Research Center of Brain and Cognitive Neuroscience, Liaoning Normal University, Dalian 116029, China; Key Laboratory of Brain and Cognitive Neuroscience, Liaoning Province, Dalian 116029, China.
Research Center of Brain and Cognitive Neuroscience, Liaoning Normal University, Dalian 116029, China; Key Laboratory of Brain and Cognitive Neuroscience, Liaoning Province, Dalian 116029, China.
Neuroimage. 2022 Sep;258:119374. doi: 10.1016/j.neuroimage.2022.119374. Epub 2022 Jun 11.
Humans can detect and recognize faces quickly, but there has been little research on the temporal dynamics of the different dimensional face information that is extracted. The present study aimed to investigate the time course of neural responses to the representation of different dimensional face information, such as age, gender, emotion, and identity.
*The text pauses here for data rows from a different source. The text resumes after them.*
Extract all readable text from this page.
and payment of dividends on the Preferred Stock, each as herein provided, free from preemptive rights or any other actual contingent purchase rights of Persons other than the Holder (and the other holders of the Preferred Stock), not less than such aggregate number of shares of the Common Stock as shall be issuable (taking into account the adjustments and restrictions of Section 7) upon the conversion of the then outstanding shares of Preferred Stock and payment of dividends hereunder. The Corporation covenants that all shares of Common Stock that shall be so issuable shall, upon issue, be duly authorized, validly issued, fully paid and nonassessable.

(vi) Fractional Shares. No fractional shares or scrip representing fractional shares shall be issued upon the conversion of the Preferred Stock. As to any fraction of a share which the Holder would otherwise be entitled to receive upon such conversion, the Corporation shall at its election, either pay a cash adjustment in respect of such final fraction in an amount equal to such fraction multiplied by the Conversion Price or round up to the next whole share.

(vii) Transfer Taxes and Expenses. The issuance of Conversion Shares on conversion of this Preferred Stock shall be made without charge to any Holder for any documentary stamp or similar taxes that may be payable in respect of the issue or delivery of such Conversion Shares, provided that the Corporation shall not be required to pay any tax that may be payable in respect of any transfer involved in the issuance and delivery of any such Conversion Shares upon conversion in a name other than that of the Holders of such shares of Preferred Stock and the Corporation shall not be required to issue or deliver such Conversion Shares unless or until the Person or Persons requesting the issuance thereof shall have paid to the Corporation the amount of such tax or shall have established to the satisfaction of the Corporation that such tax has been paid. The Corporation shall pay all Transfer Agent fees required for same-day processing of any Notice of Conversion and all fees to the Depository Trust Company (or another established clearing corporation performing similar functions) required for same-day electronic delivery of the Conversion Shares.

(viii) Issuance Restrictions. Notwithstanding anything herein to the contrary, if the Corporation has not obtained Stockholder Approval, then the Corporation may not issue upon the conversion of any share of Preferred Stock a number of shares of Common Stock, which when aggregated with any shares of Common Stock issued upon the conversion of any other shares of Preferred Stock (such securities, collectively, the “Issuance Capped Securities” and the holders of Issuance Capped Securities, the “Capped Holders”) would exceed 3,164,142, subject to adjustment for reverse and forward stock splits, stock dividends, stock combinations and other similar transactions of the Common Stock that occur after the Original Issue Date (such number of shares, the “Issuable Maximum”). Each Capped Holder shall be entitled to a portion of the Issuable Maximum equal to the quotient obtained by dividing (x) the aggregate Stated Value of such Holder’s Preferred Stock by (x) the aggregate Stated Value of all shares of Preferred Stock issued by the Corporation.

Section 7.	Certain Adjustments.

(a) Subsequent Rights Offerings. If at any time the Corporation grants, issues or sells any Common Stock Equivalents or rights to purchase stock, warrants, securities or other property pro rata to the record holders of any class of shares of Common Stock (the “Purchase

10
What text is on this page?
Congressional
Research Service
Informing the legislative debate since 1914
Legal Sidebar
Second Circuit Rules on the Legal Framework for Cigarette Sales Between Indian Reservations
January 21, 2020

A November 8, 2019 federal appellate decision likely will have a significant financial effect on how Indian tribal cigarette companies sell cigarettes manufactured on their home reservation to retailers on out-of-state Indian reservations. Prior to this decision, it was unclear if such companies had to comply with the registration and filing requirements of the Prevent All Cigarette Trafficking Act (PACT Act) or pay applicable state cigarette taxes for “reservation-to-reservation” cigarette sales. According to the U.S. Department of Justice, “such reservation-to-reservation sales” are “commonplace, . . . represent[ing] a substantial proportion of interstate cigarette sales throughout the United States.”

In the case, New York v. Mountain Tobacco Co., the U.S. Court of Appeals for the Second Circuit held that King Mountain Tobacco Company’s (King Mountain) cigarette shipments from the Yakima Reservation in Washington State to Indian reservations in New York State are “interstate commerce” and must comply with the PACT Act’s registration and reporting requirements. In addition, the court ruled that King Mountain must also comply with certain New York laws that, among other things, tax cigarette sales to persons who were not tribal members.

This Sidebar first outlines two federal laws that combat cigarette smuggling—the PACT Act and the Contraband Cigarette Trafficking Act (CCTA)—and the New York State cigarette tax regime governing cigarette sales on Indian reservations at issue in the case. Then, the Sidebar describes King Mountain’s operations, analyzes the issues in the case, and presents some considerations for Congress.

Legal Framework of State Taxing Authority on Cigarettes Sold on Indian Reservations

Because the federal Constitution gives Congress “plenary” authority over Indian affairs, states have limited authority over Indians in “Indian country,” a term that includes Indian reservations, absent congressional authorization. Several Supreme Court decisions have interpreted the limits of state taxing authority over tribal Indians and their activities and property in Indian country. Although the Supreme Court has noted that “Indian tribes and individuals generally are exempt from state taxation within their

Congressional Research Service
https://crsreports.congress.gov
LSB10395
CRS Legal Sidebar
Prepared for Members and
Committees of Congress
We used support vector machine decoding to obtain representational dissimilarity matrices of event-related potential responses to different faces for each subject over time. In addition, we performed representational similarity analysis with the model representational dissimilarity matrices that contained different dimensional face information. Three significant findings were observed. First, the extraction process of facial emotion occurred before that of facial identity and lasted for a long time, which was specific to the right frontal region. Second, arousal was preferentially extracted before valence during the processing of facial emotional information. Third, different dimensional face information exhibited representational stability during different periods. In conclusion, these findings reveal the precise temporal dynamics of multidimensional information processing in faces and provide powerful support for computational models on emotional face perception.
人类能够快速地检测和识别面部,但对于提取的不同维度面部信息的时间动态,研究甚少。本研究旨在探讨神经对不同维度面部信息(如年龄、性别、情绪和身份)表示的时间历程。我们使用支持向量机解码,以获得每个受试者随时间变化的事件相关电位反应到不同面孔的代表性差异矩阵。此外,我们还使用包含不同维度面部信息的模型代表性差异矩阵进行了代表性相似性分析。观察到三个重要发现。首先,面部情绪的提取过程发生在面部身份之前,并且持续时间很长,这是特定于右额区的。其次,在处理面部情绪信息时,唤醒优先于效价被提取。第三,不同维度的面部信息在不同时期表现出代表性稳定性。总之,这些发现揭示了面部多维信息处理的精确时间动态,并为情绪面部感知的计算模型提供了有力支持。